The Russians know very well that several thousands of Soviet prisoners died of typhoid and malaria, dysentery, chickenpox and cholera). After the World War I, in Poland and also other countries of Europe, several million people died because of these illnesses, and most of them in Russia! Several thousand soldiers of the Red Army chose freedom and never returned to Russia, they did not stay in Poland but in Germany. It happened as a result of crossing the Polish and German border in August 1920 by whole Soviet divisions beaten and isolated from the Polish Army after 15 August. Russian soldiers, peasants from poor and under-developed Russia suddenly saw bikes, watches, butter and meat for dinner, shoes on ordinary people’s feet. And they did not want to return to Russia! Many prisoners found work in Polish agriculture, workshops, and even in the army. Besides Piłsudski ordered to free Soviet soldiers from Polish captivity – thousands of the Polish and Ukrainians forced to join the Red Army. That’s the truth about thousands of Soviet prisoners, allegedly murdered by Poles about which the Russian state propaganda impudently is telling a lie.

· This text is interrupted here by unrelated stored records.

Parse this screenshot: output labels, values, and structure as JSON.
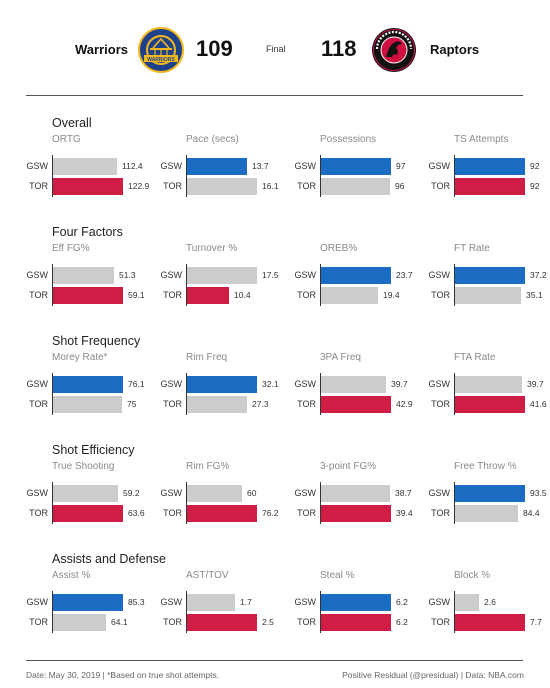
{
  "header": {
    "away_team": "Warriors",
    "away_score": "109",
    "status": "Final",
    "home_score": "118",
    "home_team": "Raptors",
    "away_logo_text": "GOLDEN STATE WARRIORS",
    "home_logo_text": "TORONTO RAPTORS"
  },
  "colors": {
    "gsw": "#1b6cc3",
    "tor": "#cf1d45",
    "neutral": "#cccccc"
  },
  "chart_data": {
    "type": "bar",
    "row_labels": [
      "GSW",
      "TOR"
    ],
    "sections": [
      {
        "title": "Overall",
        "metrics": [
          {
            "title": "ORTG",
            "gsw": 112.4,
            "tor": 122.9,
            "gsw_label": "112.4",
            "tor_label": "122.9",
            "highlight": "tor"
          },
          {
            "title": "Pace (secs)",
            "gsw": 13.7,
            "tor": 16.1,
            "gsw_label": "13.7",
            "tor_label": "16.1",
            "highlight": "gsw"
          },
          {
            "title": "Possessions",
            "gsw": 97,
            "tor": 96,
            "gsw_label": "97",
            "tor_label": "96",
            "highlight": "gsw"
          },
          {
            "title": "TS Attempts",
            "gsw": 92,
            "tor": 92,
            "gsw_label": "92",
            "tor_label": "92",
            "highlight": "both"
          }
        ]
      },
      {
        "title": "Four Factors",
        "metrics": [
          {
            "title": "Eff FG%",
            "gsw": 51.3,
            "tor": 59.1,
            "gsw_label": "51.3",
            "tor_label": "59.1",
            "highlight": "tor"
          },
          {
            "title": "Turnover %",
            "gsw": 17.5,
            "tor": 10.4,
            "gsw_label": "17.5",
            "tor_label": "10.4",
            "highlight": "tor"
          },
          {
            "title": "OREB%",
            "gsw": 23.7,
            "tor": 19.4,
            "gsw_label": "23.7",
            "tor_label": "19.4",
            "highlight": "gsw"
          },
          {
            "title": "FT Rate",
            "gsw": 37.2,
            "tor": 35.1,
            "gsw_label": "37.2",
            "tor_label": "35.1",
            "highlight": "gsw"
          }
        ]
      },
      {
        "title": "Shot Frequency",
        "metrics": [
          {
            "title": "Morey Rate*",
            "gsw": 76.1,
            "tor": 75,
            "gsw_label": "76.1",
            "tor_label": "75",
            "highlight": "gsw"
          },
          {
            "title": "Rim Freq",
            "gsw": 32.1,
            "tor": 27.3,
            "gsw_label": "32.1",
            "tor_label": "27.3",
            "highlight": "gsw"
          },
          {
            "title": "3PA Freq",
            "gsw": 39.7,
            "tor": 42.9,
            "gsw_label": "39.7",
            "tor_label": "42.9",
            "highlight": "tor"
          },
          {
            "title": "FTA Rate",
            "gsw": 39.7,
            "tor": 41.6,
            "gsw_label": "39.7",
            "tor_label": "41.6",
            "highlight": "tor"
          }
        ]
      },
      {
        "title": "Shot Efficiency",
        "metrics": [
          {
            "title": "True Shooting",
            "gsw": 59.2,
            "tor": 63.6,
            "gsw_label": "59.2",
            "tor_label": "63.6",
            "highlight": "tor"
          },
          {
            "title": "Rim FG%",
            "gsw": 60,
            "tor": 76.2,
            "gsw_label": "60",
            "tor_label": "76.2",
            "highlight": "tor"
          },
          {
            "title": "3-point FG%",
            "gsw": 38.7,
            "tor": 39.4,
            "gsw_label": "38.7",
            "tor_label": "39.4",
            "highlight": "tor"
          },
          {
            "title": "Free Throw %",
            "gsw": 93.5,
            "tor": 84.4,
            "gsw_label": "93.5",
            "tor_label": "84.4",
            "highlight": "gsw"
          }
        ]
      },
      {
        "title": "Assists and Defense",
        "metrics": [
          {
            "title": "Assist %",
            "gsw": 85.3,
            "tor": 64.1,
            "gsw_label": "85.3",
            "tor_label": "64.1",
            "highlight": "gsw"
          },
          {
            "title": "AST/TOV",
            "gsw": 1.7,
            "tor": 2.5,
            "gsw_label": "1.7",
            "tor_label": "2.5",
            "highlight": "tor"
          },
          {
            "title": "Steal %",
            "gsw": 6.2,
            "tor": 6.2,
            "gsw_label": "6.2",
            "tor_label": "6.2",
            "highlight": "both"
          },
          {
            "title": "Block %",
            "gsw": 2.6,
            "tor": 7.7,
            "gsw_label": "2.6",
            "tor_label": "7.7",
            "highlight": "tor"
          }
        ]
      }
    ]
  },
  "footer": {
    "left": "Date:  May 30, 2019  |  *Based on true shot attempts.",
    "right": "Positive Residual (@presidual)  |  Data: NBA.com"
  }
}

Ronald Reagan - the greatest president of America in XX century, Poles’ friend, especially of John Paul II, described communist Russia as an empire of evil. Being asked what he understands through the term ‘an empire of evil’, he defined it precisely: ‘Instead of peace – war, instead of freedom – captivity, instead of the truth – a lie’. Even if the empire of evil in XXI century doesn’t exist, the Russian lie remains as its symptomatic heritage.